Argentina’s Senate voted 24-14 in favor of the law which specifically allows such services in the country’s fifth-largest province by population, the legislature said on its website.
Uber has been operating in the capital Buenos Aires for more than two years despite court rulings ordering the company to stop and internet service providers to block its platform.
Uber has said that the lack of explicit regulation does not mean the service is banned, and that it obeys Argentine law, pays taxes and wants cities to pass ride-hailing regulations.
Mendoza’s government would likely issue regulations to put the law into effect in August, and Uber could begin operating in the province as soon as September, Mendoza newspaper Diario Uno reported.
“We are very excited about the government’s decision and the consensus reached by Mendoza’s lawmakers,” Uber’s general manager for the southern cone region of South America, Mariano Otero, said in a statement. “We are convinced we can contribute, and we expect to be in the province soon to do so.”

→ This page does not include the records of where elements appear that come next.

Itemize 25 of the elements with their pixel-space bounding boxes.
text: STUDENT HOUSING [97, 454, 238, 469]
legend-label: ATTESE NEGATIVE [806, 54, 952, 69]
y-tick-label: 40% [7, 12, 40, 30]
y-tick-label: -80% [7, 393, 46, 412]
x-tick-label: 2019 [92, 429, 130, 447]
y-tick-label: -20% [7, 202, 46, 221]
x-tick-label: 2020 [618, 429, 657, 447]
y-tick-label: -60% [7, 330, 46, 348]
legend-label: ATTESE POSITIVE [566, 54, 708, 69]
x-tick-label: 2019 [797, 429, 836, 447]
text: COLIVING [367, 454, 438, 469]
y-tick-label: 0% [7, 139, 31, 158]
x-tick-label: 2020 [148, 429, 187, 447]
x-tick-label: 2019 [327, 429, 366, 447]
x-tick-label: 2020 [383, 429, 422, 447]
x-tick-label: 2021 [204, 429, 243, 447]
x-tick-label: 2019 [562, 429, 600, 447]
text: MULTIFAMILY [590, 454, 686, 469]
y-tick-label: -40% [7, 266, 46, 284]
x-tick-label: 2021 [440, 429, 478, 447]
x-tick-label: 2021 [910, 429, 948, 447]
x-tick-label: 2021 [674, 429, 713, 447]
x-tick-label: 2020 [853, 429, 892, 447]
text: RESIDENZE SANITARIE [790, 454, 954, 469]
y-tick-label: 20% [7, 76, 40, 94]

A Buenos Aires court in 2016 found Uber in violation of local transportation and labor standards.
While the company serves several cities in Brazil, Bolivia and Chile, it does not operate elsewhere in Argentina, according to its website.
The San Francisco-based company has clashed with governments in many cities and countries. Taxi services and labor groups have been frequent opponents of the Silicon Valley startup.